MORTALIDADE

No âmbito do Sistema de Monitorização de Lobos Mortos (SMLM) implementado pelo ICNF, entre 1995 e maio de 2023 foram recolhidos 133 lobos mortos em território nacional, correspondendo a uma média de 4 a 5 animais por ano, número que se tem mantido mais ou menos constante na última década, depois de ter alcançado o máximo de 10 lobos mortos em 2004.

Número de lobos mortos analisados pelo SMLM entre 1995 e 2022. Fonte: ICNF

Os lobos foram recolhidos em toda a área de distribuição da espécie, mas proporcionalmente em maior número na região Noroeste e a sul do rio Douro, se considerarmos o número de lobos que se estima existir nessas regiões.

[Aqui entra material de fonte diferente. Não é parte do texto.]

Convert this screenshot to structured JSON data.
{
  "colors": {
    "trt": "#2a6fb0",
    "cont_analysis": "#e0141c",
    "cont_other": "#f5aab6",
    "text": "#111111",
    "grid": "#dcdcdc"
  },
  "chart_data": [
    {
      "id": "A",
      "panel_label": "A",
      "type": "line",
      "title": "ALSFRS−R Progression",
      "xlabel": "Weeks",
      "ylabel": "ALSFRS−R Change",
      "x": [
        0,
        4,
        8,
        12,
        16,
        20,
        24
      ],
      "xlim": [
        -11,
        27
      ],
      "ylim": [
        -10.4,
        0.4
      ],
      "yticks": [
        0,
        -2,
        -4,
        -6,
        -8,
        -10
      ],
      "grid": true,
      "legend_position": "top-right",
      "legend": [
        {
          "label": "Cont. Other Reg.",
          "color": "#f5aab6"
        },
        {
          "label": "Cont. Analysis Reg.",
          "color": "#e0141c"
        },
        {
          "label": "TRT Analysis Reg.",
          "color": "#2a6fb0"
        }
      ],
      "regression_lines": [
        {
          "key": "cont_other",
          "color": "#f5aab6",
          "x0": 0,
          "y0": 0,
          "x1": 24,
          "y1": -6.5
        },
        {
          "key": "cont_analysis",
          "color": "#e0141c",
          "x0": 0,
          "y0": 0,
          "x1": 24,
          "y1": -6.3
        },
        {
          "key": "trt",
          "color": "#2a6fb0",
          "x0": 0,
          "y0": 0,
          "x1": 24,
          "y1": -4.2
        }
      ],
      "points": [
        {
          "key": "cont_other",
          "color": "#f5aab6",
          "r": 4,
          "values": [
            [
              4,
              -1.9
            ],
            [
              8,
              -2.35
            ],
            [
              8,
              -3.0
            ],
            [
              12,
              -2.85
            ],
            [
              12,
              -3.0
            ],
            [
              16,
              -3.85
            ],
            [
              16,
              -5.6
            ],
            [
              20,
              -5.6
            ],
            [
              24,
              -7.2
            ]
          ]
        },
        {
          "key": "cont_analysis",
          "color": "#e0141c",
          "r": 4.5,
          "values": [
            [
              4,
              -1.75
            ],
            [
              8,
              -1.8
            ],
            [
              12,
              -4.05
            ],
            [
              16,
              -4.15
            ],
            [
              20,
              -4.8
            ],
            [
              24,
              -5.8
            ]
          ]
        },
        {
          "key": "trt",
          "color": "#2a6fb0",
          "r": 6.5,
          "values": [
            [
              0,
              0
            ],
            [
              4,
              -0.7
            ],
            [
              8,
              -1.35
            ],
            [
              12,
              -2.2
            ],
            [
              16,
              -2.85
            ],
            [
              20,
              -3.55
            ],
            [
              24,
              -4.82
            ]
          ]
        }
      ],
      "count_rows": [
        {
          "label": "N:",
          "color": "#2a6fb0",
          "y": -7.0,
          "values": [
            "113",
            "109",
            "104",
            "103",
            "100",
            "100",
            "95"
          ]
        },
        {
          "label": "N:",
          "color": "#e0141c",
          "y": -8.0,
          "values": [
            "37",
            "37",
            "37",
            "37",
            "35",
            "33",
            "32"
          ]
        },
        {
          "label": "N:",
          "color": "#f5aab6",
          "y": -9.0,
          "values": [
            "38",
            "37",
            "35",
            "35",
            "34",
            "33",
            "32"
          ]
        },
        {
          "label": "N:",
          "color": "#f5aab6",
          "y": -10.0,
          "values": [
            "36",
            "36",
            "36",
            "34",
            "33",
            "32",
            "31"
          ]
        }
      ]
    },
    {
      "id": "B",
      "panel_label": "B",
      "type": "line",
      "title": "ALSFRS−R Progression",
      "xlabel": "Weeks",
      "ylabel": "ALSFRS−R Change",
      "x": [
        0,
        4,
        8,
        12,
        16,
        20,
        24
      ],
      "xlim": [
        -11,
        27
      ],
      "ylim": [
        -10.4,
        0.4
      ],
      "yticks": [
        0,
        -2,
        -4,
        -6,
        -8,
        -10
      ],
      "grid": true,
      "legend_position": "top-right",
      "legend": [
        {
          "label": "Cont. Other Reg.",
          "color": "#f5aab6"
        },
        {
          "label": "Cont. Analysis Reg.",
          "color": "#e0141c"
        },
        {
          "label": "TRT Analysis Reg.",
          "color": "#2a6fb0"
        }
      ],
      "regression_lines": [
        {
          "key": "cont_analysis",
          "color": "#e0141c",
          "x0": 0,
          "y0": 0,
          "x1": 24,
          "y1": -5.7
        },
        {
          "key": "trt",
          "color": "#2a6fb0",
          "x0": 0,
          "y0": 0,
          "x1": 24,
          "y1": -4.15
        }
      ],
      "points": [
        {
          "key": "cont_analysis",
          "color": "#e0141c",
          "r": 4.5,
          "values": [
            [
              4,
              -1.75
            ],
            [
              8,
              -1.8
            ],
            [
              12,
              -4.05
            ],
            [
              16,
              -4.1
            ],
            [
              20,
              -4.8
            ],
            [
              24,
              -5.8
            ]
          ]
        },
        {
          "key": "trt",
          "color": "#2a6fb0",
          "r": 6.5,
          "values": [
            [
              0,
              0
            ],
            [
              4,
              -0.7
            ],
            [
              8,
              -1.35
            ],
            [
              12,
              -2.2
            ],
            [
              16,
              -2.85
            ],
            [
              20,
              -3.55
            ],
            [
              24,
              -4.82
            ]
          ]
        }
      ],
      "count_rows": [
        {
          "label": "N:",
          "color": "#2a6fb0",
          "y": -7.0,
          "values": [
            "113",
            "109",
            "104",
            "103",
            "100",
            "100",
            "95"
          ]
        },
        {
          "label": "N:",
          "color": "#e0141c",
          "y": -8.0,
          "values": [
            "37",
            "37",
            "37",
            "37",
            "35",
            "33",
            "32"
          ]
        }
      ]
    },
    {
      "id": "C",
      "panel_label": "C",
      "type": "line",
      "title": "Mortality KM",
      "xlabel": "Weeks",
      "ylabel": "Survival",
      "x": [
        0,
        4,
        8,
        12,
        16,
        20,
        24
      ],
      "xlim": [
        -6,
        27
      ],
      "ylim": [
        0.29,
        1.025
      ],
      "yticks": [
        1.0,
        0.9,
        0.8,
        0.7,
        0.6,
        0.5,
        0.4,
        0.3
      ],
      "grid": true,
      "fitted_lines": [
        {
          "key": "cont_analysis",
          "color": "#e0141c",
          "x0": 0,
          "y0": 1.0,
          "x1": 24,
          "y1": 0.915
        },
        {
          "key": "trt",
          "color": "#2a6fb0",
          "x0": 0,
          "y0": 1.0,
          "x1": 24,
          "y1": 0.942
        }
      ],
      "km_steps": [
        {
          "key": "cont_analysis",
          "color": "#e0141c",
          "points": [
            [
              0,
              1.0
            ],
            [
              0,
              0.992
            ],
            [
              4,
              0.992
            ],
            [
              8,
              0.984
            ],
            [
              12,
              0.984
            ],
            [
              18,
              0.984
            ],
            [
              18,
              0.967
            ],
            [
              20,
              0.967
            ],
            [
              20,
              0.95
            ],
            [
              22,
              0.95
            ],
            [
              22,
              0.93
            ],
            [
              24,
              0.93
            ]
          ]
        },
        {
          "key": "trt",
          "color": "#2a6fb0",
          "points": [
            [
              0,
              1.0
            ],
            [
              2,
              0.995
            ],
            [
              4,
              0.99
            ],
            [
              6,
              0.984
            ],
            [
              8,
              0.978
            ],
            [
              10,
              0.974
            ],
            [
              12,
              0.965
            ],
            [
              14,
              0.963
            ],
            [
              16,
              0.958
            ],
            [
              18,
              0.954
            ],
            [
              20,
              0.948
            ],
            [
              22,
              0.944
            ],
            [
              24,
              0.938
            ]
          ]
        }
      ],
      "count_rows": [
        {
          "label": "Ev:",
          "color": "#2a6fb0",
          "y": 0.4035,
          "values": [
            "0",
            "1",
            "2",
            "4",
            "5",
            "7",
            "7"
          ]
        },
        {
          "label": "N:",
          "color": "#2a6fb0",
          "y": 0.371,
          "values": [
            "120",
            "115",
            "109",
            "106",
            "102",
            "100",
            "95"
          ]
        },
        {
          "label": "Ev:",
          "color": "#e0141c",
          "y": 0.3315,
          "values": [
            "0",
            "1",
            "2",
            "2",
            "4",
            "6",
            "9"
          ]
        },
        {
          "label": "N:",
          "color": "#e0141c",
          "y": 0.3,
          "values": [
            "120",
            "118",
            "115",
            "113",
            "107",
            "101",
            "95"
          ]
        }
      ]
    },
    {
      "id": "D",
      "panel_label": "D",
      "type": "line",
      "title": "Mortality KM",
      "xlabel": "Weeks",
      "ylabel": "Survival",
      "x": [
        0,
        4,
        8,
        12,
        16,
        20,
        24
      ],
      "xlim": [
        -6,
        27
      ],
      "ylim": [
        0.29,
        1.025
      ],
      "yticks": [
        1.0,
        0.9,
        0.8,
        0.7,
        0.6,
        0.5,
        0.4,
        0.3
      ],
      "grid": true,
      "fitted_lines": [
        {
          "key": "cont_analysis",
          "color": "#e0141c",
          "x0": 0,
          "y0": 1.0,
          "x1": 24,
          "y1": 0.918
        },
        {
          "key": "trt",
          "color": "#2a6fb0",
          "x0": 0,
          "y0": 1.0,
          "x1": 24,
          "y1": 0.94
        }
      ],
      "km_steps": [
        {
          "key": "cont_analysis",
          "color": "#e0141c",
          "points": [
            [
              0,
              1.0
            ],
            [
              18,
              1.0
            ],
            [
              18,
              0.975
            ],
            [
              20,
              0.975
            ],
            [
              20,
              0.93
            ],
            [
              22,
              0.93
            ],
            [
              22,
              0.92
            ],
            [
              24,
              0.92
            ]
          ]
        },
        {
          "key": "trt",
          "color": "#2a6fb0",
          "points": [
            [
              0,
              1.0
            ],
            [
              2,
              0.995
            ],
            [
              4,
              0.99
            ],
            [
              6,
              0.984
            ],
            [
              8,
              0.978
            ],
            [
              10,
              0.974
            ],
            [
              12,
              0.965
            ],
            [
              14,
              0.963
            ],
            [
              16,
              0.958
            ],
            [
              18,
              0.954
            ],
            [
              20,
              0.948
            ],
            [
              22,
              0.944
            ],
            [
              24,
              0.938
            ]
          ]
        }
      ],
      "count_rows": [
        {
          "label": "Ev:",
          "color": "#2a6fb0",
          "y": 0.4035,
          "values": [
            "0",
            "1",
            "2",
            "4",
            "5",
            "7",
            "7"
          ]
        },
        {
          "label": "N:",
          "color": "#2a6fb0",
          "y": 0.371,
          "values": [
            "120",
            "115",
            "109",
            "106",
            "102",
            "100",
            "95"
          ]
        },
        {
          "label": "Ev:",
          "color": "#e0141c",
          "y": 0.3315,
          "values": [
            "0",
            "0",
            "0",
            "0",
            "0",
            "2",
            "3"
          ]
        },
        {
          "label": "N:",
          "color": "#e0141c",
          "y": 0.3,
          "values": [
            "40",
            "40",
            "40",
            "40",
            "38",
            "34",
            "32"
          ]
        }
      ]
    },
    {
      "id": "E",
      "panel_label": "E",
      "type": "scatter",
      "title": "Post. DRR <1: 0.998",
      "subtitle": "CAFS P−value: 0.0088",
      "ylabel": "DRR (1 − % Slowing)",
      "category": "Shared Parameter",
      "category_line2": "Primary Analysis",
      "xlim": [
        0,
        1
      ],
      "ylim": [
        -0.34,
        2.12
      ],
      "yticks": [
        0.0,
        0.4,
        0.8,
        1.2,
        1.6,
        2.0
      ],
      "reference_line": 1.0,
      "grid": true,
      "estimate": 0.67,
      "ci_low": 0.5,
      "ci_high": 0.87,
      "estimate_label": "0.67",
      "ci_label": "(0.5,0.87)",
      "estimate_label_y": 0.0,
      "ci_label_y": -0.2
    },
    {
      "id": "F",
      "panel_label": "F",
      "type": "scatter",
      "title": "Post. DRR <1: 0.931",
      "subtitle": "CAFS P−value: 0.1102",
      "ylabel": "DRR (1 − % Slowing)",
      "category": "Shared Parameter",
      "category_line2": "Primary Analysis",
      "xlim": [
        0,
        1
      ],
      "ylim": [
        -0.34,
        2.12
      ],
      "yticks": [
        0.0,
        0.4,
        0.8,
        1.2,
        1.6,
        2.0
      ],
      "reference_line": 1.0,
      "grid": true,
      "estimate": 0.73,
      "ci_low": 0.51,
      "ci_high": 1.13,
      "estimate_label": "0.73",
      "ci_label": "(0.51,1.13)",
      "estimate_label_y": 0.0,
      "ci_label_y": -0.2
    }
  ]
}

Este facto poderá estar relacionado com a existência de um maior conflito, resultante da predação no gado (em particular, na região noroeste), ou da presença de mais projetos de investigação e monitorização nessas regiões, permitindo aumentar a deteção de lobos mortos.

Os dados relativos a 123 desses lobos, recolhidos até maio de 2023 e que foi possível necropsiar, indicam que o atropelamento foi a causa de morte mais detetada (30%), seguida das armadilhas de laço (20%), do tiro (19%), do veneno (3%), das doenças (5%), incluindo doenças infecciosas e parasitoses, e da interação com outros animais (4%), incluindo a agressão por outros canídeos, como lobos ou cães. Em 7% dos animais a morte resultou de um traumatismo de origem desconhecida (possivelmente causado em confrontos com as presas ou acidentes) e para outros 12% não foi possível determinar a causa. Num dos casos a morte resultou de complicações decorrentes da captura para fins científicos.

Causas de morte dos lobos analisados pelo SMLM, entre 1995 e maio de 2023. Fonte: ICNF

O atropelamento foi a causa de morte mais detetada em virtude dos animais atropelados serem encontrados mais facilmente. Por outro lado, o número de mortes por envenenamento está claramente subestimado, por ser uma causa de morte que resulta na deteção difícil dos animais que morrem envenenados. Além disso, nem sempre é possível detetar a presença de tóxicos no animal. Com efeito, as análises efetuadas a 12 lobos que apresentavam suspeita de terem sido envenenados apenas permitiu confirmar o envenenamento em 4 deles.

As doenças infecciosas (causadas por vírus, bactérias ou outros microorganismos) ou as parasitoses (causadas por parasitas como os ácaros da sarna ou a leptospira) podem ter um impacto considerável nas populações de lobo, afetando a condição física, a produtividade e a sobrevivência dos indivíduos. As principais doenças identificadas nos lobos em Portugal são a esgana, o parvovírus canino e a sarna sarcóptica. De acordo com o SMLM, as doenças infecciosas foram confirmadas como causa de morte de um reduzido número de lobos, maioritariamente de crias com idade inferior a um ano.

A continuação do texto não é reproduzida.